遺言書は「作れば安心」というわけではない(イメージ)

遺言書は「作れば安心」というわけではない(イメージ)

 のちのち相続で揉めないためには、遺言書を作成するのが最善策。ところが、せっかく遺言書をつくっても、内容によってはむしろ揉めごとの火種になったり、まったく役に立たないことさえ少なくない。

 千葉県在住の森脇美智子さん(68才・仮名)は、母親が残した“遺言書トラブル”の真っ只中にいる。

「母の遺言書には“遺産は兄妹ふたりで仲よく公平に分けなさい”としか書いてありませんでした。“仲よく公平に”と言われても、遺産は預貯金だけでなく、家や土地もあって、何をどう分けるのが“公平”なのかわかりません。“家と土地を売ったお金を半分ずつ”なのか“家は兄、土地は私”が公平なのか“預貯金は兄、家と土地は私”が公平ということになるのか……。

 付言事項も書いてありましたが、そこにも“兄妹で仲よく”といった内容しかなく、母は私たちにどうしてほしかったのか、遺志がわからないのです」

 遺言書だけではどうしたらいいのかわからず、森脇さんは専門家に分割協議を依頼したが、いま、新たな混乱を招きそうな事態に陥っているという。森脇さんの兄に、認知症の疑いが出てきたのだ。

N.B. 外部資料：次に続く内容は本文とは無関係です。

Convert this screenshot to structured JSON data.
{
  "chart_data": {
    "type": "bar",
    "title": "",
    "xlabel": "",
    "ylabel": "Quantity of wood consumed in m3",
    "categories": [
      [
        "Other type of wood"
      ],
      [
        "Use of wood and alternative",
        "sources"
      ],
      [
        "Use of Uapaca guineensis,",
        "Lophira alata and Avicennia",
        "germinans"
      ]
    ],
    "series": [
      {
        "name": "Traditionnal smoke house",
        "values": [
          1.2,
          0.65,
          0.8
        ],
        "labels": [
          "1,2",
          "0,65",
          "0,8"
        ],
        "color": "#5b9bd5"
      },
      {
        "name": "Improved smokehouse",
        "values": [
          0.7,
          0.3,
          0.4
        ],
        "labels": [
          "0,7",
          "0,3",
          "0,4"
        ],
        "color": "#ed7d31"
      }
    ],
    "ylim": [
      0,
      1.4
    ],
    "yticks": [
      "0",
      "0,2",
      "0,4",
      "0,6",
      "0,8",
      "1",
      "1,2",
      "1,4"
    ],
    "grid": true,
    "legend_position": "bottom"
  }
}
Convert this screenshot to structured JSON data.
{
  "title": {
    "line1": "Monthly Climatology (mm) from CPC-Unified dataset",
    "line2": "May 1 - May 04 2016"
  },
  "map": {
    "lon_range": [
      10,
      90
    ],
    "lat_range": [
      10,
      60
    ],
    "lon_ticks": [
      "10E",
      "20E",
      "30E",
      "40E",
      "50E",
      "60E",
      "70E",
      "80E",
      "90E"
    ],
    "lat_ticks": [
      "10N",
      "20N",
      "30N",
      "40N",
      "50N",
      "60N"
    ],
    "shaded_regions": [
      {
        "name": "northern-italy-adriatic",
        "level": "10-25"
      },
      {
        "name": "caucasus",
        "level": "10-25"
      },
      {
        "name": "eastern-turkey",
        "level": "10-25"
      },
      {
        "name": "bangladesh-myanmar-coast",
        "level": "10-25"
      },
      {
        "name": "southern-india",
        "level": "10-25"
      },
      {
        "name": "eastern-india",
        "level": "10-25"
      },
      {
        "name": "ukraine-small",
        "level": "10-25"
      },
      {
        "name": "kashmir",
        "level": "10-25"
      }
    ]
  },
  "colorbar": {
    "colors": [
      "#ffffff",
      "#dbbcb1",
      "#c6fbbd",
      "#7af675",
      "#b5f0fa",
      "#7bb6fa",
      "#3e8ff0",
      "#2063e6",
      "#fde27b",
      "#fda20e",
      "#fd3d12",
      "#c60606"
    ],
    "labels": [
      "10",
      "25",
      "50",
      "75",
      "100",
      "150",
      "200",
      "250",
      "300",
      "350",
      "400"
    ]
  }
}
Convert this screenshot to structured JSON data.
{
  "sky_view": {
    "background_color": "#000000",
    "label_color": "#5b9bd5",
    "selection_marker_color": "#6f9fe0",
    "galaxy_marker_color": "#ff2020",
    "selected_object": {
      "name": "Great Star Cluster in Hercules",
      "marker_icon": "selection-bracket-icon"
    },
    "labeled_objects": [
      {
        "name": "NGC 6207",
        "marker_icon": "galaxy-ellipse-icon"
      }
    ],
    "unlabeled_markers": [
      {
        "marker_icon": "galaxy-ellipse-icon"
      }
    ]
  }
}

「10才年上の兄は、以前より判断能力が失われてきているのです。これでもし、兄に認知症の診断が下りたら、兄に成年後見人をつけないと遺産分割協議ができなくなると聞いて、焦っています」

 認知症を発症した後では、任意後見契約を締結することができず、家庭裁判所が選任する法定後見人をつけなければならない。

 法定後見人は被後見人(この場合は、森脇さんの兄)の財産を守るように働きかけるため、定められた「法定相続分」を主張するのは間違いない。

 実は森脇さんは長年、亡くなった母の介護を担ってきた。母の遺言書にある「公平に」が、法定相続分である「2分の1ずつ」なのか、介護をしてきた森脇さんの貢献を考えた上での「公平」という意味なのかもわからないのだ。

 兄が認知症でなければ話し合いのもと「公平」に分けることもできるが、兄の成年後見人は「2分の1ずつ」を主張する可能性が高い。こうなるともはや、森脇さんの母への貢献を考慮した「公平」をすんなり実現することは難しいだろう。

 自分も家族も後悔しない相続をするためには、事前の準備が不可欠なのだ。